It is liberating to realize that the way people perceive and treat us is usually based on limited data and biased points of view. One of the ways that our machinery tends to break down most spectacularly is in the vein of our Matrix example from the beginning of this article. We overweight things that happen last in a chain of events, and then retroactively remember the whole experience differently.

There is a clever psychological experiment that proves this fact. Groups of people agree to endure the pain of putting their hands in freezing cold ice water. The first round is sixty seconds at the frigid temperature. The second time is ninety seconds, but for the last thirty seconds warmer water is pumped in to the tank to raise the temperature slightly. It is still uncomfortable but not quite as bad. Then people are asked which of the two they will choose on the next round, believing there will be a third trial. The vast majority go with the second option. They take ninety seconds of pain over sixty seconds of pain, because what they remember last is a little less pain, and this factors into their overall memory of the event more than how much time has actually passed.

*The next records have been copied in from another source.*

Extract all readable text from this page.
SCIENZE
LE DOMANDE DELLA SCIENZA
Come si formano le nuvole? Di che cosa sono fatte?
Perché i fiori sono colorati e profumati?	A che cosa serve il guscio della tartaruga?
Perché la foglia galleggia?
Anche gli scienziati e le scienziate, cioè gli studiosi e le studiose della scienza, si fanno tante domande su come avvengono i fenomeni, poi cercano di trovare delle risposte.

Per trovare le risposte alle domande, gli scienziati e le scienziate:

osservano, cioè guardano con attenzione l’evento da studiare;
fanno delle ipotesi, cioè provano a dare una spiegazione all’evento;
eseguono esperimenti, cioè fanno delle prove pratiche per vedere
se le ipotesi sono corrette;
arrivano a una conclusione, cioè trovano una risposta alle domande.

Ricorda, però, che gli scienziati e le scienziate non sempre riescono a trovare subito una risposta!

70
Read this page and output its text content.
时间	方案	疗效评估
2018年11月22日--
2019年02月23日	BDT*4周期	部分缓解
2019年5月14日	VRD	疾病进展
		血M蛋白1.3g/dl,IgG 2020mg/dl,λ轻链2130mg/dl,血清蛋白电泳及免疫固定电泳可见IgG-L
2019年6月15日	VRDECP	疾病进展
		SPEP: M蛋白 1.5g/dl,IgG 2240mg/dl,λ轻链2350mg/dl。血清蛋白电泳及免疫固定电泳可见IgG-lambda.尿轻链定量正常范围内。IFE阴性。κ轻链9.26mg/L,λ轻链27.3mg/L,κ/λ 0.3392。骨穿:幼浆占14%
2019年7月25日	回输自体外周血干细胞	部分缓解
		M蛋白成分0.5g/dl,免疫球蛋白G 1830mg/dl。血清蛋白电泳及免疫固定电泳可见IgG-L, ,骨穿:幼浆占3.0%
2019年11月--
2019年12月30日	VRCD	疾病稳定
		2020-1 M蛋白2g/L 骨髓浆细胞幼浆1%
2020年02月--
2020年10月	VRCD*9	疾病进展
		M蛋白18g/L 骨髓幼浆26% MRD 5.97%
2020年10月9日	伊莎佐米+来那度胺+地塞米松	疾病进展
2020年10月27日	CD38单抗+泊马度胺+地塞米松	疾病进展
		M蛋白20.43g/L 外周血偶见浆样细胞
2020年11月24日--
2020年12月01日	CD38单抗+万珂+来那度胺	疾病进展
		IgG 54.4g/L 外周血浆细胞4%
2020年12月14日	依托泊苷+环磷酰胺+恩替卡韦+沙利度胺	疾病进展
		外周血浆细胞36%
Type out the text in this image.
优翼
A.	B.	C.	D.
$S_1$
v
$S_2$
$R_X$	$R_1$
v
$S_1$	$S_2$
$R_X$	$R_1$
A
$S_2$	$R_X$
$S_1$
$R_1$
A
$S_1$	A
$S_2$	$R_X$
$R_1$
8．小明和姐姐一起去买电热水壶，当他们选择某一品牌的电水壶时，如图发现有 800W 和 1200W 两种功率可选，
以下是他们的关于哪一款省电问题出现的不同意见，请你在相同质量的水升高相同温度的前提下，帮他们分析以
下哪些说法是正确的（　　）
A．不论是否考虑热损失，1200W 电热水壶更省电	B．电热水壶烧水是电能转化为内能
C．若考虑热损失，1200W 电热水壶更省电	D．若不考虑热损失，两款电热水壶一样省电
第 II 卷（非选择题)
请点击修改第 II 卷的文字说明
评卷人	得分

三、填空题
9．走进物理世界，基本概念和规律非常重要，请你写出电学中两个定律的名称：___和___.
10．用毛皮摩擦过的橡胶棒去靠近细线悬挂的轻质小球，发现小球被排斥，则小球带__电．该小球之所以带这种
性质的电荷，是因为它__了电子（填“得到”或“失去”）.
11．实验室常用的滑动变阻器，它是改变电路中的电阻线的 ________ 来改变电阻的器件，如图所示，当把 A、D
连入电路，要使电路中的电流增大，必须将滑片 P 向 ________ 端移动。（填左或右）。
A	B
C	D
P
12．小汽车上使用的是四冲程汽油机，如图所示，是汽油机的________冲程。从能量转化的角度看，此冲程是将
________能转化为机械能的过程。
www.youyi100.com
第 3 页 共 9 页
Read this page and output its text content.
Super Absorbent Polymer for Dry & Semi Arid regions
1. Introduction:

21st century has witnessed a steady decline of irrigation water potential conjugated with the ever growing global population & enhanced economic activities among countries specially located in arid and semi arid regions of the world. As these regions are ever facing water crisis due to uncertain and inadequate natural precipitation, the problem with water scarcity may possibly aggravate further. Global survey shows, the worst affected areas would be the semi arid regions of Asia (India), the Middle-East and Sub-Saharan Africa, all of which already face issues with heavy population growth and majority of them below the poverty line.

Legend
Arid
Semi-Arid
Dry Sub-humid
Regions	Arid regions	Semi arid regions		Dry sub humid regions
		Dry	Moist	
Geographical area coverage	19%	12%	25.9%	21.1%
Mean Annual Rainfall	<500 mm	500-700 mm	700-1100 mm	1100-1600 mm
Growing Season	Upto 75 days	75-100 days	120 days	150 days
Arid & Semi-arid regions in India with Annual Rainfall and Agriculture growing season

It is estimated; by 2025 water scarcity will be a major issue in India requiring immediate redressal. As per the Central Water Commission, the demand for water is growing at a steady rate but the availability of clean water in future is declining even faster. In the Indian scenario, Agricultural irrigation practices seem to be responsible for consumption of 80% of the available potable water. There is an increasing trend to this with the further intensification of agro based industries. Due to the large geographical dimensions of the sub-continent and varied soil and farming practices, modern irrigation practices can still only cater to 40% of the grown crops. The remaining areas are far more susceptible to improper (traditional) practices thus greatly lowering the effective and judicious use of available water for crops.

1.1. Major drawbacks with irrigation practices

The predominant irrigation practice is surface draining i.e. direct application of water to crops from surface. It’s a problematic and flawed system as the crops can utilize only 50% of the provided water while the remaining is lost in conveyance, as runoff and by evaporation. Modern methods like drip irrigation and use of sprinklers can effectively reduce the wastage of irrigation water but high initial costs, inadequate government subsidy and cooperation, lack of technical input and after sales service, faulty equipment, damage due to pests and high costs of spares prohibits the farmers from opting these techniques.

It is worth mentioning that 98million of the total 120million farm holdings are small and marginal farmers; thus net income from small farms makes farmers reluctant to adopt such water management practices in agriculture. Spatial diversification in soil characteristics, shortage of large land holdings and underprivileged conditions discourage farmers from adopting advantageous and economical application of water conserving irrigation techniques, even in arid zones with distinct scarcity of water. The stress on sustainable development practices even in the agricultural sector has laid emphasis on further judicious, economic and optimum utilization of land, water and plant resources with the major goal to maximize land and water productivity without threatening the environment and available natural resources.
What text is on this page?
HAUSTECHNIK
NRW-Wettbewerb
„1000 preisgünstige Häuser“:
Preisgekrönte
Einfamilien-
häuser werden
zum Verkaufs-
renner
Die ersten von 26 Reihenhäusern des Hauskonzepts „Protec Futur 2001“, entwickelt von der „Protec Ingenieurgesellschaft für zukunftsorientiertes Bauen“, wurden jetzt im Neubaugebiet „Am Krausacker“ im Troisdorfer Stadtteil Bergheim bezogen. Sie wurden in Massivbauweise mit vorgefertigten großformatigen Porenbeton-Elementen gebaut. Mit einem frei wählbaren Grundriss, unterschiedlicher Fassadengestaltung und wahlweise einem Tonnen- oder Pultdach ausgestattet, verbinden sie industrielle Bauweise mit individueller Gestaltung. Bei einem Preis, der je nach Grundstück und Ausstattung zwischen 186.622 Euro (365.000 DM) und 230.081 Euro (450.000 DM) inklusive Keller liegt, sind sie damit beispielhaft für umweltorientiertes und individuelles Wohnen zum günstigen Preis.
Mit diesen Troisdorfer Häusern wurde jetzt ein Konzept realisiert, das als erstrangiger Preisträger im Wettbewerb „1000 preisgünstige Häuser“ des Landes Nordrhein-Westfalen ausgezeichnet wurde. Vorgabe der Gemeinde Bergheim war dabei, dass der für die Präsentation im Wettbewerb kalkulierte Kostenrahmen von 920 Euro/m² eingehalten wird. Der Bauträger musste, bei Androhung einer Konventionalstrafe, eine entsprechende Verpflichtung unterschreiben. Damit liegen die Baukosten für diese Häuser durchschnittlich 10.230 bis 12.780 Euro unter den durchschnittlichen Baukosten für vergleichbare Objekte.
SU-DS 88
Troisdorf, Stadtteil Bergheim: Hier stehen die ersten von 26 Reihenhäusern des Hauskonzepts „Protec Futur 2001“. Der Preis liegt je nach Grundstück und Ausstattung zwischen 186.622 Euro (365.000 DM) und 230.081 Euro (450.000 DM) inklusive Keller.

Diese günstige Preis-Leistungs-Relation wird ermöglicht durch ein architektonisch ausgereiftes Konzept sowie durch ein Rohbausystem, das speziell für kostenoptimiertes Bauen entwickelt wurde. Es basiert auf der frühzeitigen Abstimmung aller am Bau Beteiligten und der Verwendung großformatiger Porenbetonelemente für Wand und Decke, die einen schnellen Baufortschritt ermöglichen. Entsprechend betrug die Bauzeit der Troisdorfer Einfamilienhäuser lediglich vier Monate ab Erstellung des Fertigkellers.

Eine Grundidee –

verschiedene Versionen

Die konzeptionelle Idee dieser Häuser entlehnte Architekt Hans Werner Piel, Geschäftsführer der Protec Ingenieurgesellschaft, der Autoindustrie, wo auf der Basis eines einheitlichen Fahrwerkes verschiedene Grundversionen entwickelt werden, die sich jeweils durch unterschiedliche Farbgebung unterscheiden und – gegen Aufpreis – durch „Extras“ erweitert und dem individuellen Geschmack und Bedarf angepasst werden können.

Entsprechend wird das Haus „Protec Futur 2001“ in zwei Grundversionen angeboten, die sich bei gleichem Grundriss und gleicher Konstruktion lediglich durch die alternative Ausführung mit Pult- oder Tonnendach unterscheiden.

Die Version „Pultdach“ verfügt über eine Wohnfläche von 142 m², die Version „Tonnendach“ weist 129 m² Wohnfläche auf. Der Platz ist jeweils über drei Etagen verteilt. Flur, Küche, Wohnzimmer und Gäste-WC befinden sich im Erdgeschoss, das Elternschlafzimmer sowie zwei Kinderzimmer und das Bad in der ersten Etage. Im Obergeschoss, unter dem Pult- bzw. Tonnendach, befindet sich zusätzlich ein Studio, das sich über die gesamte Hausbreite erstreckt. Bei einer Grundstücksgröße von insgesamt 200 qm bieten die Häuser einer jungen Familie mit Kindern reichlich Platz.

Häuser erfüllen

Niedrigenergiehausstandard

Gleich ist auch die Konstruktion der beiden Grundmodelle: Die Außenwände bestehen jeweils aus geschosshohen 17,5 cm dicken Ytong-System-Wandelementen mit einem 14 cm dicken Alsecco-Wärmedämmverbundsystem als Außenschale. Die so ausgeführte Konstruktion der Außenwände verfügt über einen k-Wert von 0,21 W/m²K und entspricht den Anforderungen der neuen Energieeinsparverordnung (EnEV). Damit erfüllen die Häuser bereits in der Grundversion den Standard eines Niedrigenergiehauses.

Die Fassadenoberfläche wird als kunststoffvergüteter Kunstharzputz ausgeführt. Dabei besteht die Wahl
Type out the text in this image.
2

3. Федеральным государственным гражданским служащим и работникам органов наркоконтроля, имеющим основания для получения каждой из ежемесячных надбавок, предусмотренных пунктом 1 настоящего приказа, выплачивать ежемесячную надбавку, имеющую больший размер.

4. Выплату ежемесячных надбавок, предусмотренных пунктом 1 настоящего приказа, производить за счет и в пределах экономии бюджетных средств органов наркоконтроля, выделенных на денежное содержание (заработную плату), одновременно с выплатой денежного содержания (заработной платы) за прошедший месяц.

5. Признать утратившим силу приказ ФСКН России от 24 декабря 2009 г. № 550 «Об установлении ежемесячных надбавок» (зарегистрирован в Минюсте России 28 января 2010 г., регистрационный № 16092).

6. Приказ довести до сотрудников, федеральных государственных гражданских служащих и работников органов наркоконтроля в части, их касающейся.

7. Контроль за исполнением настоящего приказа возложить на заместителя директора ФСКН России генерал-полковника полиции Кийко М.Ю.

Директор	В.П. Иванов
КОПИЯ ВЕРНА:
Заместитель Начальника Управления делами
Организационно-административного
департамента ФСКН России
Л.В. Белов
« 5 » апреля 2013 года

We can’t always control how others perceive us, but we can still move towards improved psychological health by recognizing that these perceptions are often flawed in important ways. We can recognize the power of labels and how biased they usually are. We can decide to accept more ambiguity into our own lives and relationships, searching for those data points that contradict our dominant narratives, incorporating them into our global perceptions to see a more richly textured world.